Given this matrix equation:
$$\begin{bmatrix} c_{k+1} \\ t_{k+1} \\ a_{k+1} \\ \end{bmatrix} = \begin{bmatrix} 0 & 0 & 0.33 \\ 0.18 & 0 & 0 \\ 0 & 0.71 & 0.94 \\ \end{bmatrix} \begin{bmatrix} c_k \\ t_k \\ a_k \\ \end{bmatrix}$$
where $c_k$ represents the female child population, $t_k$ represents the female teen population, and $a_k$ represents the female adult population of a species of animal. There is no given starting population.
From this matrix equation, what can be said about the long term survival of the species?
I know it will obviously die out from doing some basic algebra. I just don't know how to prove it given that 2 eigenvalues and eigenvectors for A are imaginary and I don't know what to do with imaginary eigen-pairs.
Can you suggest an increase in the survival rate of teens which would result in an increase of the species population?
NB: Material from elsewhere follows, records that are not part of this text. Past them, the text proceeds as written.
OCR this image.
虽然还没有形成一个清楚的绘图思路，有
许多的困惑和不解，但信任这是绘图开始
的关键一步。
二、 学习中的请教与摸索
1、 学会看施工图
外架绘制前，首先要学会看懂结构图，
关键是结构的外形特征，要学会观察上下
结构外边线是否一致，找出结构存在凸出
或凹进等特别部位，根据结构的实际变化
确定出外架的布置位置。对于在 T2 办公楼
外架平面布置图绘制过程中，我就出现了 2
This I managed to estimate to be around 25.5%, but that isn't the exact answer and it was using a roundabout way. I'm sure there is a much easier way to find this out, just not sure how.
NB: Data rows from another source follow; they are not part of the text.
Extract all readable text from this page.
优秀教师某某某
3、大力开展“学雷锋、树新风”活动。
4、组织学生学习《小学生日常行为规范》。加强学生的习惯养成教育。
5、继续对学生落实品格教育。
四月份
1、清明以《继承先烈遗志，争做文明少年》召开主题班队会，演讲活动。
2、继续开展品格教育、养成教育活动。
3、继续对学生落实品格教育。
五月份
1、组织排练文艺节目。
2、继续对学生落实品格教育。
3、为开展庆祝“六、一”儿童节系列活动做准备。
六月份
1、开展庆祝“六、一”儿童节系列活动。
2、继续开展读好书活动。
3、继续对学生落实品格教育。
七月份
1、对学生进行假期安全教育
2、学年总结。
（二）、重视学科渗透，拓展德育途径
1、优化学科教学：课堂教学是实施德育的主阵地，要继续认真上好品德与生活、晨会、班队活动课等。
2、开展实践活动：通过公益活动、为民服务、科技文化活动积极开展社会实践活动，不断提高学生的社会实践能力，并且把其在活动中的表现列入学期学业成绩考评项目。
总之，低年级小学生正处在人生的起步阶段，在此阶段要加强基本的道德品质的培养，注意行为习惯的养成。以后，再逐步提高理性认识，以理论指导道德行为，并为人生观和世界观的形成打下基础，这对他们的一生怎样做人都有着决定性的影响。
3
Any direction on how to just approach the problems would be appreciated
If the matrix (in general, let's say $n \times n$) is $A$ and the initial population vector ${\bf v}$, after $k$ generations the population vector is $A^k {\bf v}$. If there are $n$ linearly independent eigenvectors ${\bf u}_j$ and $\lambda_j$, we have ${\bf v} = \sum_j c_j {\bf u}_j$, and $A^k {\bf v} = \sum_j c_j \lambda^k {\bf u}_j$. If all eigenvalues have absolute value $< 1$, the population will certainly die out as $k \to \infty$. If there is at least one eigenvalue with absolute value $\ge 1$, it can survive. This is still true in the "defective" case with fewer than $n$ linearly independent eigenvectors, but slightly more complicated to prove.
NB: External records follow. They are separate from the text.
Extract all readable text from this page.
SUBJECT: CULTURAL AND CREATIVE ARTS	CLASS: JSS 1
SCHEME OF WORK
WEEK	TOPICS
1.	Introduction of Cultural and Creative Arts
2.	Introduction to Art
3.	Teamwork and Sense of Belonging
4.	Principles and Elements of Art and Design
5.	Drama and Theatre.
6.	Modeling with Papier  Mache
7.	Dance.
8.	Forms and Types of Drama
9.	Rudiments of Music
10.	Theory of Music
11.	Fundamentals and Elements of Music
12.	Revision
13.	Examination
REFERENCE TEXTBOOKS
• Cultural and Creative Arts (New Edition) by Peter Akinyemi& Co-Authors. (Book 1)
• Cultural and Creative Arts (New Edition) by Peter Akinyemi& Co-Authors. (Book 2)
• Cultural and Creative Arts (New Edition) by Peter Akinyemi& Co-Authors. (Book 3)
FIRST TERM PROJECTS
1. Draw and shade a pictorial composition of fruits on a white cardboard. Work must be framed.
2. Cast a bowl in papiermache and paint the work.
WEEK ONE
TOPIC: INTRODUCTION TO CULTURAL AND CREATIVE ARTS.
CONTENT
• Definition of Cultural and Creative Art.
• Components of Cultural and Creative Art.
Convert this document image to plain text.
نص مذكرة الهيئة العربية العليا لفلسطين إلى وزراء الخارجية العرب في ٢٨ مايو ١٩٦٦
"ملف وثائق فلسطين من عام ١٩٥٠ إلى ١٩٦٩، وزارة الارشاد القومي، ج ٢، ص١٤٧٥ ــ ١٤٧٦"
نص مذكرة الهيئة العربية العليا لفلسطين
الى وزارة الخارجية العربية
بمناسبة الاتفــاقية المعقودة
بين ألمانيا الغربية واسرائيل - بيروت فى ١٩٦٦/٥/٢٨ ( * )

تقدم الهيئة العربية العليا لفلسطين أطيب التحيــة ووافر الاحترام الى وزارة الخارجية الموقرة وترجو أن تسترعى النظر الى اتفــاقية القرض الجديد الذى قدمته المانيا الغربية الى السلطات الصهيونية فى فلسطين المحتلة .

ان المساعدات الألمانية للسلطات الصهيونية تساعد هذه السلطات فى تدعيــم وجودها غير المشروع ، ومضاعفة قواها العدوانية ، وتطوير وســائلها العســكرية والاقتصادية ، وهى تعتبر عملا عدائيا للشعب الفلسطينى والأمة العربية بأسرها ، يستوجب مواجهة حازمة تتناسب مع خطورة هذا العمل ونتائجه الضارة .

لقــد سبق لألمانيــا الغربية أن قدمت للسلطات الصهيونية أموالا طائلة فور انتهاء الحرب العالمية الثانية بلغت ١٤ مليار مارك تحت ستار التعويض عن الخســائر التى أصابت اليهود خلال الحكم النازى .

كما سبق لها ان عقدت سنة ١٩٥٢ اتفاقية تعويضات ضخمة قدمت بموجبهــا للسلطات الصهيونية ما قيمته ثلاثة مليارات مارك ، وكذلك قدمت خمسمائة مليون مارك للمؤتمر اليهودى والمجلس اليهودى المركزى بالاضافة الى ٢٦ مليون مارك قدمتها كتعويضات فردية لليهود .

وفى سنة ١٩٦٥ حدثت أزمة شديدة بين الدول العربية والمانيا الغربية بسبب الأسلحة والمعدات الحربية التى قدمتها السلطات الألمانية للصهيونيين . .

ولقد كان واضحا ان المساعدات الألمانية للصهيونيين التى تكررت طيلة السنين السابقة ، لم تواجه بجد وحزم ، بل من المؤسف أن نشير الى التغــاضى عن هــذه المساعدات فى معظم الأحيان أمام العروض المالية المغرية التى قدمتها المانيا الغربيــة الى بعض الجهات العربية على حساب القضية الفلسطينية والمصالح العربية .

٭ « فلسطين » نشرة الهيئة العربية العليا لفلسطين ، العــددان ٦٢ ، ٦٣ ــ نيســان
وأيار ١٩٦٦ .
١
By the Perron-Frobenius theorem, for a matrix with nonnegative entries the eigenvalue with largest absolute value is positive. So basically you're interested in positive roots of the characteristic polynomial.
If you replace the $0.18$ in your matrix with $r$, the characteristic polynomial becomes $\lambda^3 - 0.94 \lambda^2 - 0.2343 r$. $\lambda = 1$ would satisfy this for $r = .06/.2343 \approx 0.2560819462$.